Embranchement. Le sous-titre du livre fait écho au sous – titre du livre précédent de l’auteur dans la même collection : Zone frère. Une clinique du déplacement. Pour un analyste, le ‘déplacement’ évoque l’un des processus inconscients de construction du rêve, le transfert ou la conversion hystérique, ou également l’émergence du sujet névrosé dans l’espace entre signifiants dans la métaphore, ainsi que le transfert dans le cadre de la cure. Qu’en est-il alors de l’embranchement ?
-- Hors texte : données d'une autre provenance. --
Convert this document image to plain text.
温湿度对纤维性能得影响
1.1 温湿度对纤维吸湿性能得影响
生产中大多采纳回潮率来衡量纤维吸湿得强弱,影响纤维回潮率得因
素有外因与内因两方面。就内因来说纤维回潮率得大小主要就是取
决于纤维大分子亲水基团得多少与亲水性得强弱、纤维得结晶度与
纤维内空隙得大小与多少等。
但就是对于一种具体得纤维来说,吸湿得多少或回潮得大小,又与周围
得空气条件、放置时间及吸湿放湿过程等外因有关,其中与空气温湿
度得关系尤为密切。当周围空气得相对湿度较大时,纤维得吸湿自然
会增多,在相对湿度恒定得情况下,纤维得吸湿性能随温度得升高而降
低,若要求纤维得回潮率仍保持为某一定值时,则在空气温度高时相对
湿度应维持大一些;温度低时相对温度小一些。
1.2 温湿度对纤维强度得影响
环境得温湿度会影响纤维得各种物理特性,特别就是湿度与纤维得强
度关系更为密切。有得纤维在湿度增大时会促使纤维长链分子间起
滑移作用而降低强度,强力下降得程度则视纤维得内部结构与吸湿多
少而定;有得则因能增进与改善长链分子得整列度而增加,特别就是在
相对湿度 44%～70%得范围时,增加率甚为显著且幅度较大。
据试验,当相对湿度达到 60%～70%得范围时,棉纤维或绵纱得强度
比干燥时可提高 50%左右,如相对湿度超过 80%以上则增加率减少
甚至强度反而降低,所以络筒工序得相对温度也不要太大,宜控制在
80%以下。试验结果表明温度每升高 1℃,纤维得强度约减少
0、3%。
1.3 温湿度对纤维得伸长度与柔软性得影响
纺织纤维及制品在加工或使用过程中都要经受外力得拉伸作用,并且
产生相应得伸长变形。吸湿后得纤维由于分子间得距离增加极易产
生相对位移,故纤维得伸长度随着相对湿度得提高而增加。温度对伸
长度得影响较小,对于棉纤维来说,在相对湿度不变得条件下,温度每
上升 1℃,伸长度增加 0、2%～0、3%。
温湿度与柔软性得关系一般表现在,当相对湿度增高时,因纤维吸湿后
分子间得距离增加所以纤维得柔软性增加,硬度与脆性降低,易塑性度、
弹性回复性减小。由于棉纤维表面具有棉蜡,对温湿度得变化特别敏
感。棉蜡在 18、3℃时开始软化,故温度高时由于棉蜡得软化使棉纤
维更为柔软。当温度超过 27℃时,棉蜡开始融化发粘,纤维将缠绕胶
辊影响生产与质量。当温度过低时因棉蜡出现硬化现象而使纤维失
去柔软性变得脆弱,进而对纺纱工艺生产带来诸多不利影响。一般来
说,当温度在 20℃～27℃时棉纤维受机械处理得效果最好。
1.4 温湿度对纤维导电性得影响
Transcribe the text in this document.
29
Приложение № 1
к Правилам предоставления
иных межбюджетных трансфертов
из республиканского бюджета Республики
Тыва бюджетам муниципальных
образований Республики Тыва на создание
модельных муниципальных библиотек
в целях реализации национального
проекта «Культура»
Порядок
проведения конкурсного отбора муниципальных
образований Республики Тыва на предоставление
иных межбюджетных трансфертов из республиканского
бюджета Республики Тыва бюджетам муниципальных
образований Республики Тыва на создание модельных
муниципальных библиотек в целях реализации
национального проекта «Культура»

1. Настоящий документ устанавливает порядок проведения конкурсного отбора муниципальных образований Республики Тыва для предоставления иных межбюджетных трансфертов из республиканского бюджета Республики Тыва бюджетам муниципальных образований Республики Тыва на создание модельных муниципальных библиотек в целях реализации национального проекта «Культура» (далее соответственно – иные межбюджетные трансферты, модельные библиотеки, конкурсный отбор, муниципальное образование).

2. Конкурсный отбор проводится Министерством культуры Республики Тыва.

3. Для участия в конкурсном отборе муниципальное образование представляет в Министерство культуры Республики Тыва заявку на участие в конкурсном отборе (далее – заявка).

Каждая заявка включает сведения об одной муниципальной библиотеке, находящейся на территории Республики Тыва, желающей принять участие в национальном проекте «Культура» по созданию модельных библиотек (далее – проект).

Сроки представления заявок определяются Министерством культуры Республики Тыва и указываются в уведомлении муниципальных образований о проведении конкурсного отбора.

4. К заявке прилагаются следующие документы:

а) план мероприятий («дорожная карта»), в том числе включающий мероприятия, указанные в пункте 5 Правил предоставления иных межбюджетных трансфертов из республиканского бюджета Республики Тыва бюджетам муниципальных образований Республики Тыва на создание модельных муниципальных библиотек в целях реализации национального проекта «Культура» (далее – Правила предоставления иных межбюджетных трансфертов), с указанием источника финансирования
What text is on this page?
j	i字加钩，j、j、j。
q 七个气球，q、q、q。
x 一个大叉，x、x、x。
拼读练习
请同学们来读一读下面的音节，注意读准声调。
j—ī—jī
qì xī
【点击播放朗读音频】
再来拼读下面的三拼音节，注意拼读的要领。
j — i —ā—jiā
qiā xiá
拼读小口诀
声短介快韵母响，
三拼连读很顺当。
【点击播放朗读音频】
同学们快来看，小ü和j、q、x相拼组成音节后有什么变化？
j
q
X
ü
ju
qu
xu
Pas de proposition de définition chez Patricia Janody, mais une série de petites notations qui conduisent à en percevoir les contours. Dans le cas de Monsieur O., l’embranchement se fait par petites touches, il nécessite du temps : une rencontre régulière avec une psychologue du service, une évolution dans le type d’injures qu’il lui adresse, une tentative de passage dans un hôpital de jour, une phrase juste après le décès d’une patiente dans le service, un intérêt pour les mots des dictionnaires, mais aussi des manifestations somatiques…Comme P. Janody quitte le service, l’embranchement est décrit aussi au travers des modalités de « passages de liens » au collègue qui prend sa suite : « Comment partir, alors, comment quitter ses patients, quitter des histoires qui se sont tissées avec eux ? (…) L’acte terminal leur revient, ils acceptent de lâcher cette part de moi qui participait de leurs histoires, qui les supportait à un certain titre. » (p. 82)
L’embranchement est une tentative d’ancrer un bout d’histoire là où le sujet était face au vide, une ‘proposition de bord’ ; il est une écriture dont l’objet se dérobe sans cesse. Il est cette tentative qui permet que prenne corps et surgisse ‘l’élémentaire qui n’avait pu être donné’.
« Les ponctuations des parcours cliniques nous retrouvent les uns et les autres accoudés à la même table verbale. Cette table à rallonge, à paraphrases et à parenthèses, cette table, pourrait-on commenter d’après Monsieur O. où l’on s’emploie à dire le partage entre l’appétit des vivants et les morts majuscules. » (p. 143 / 144).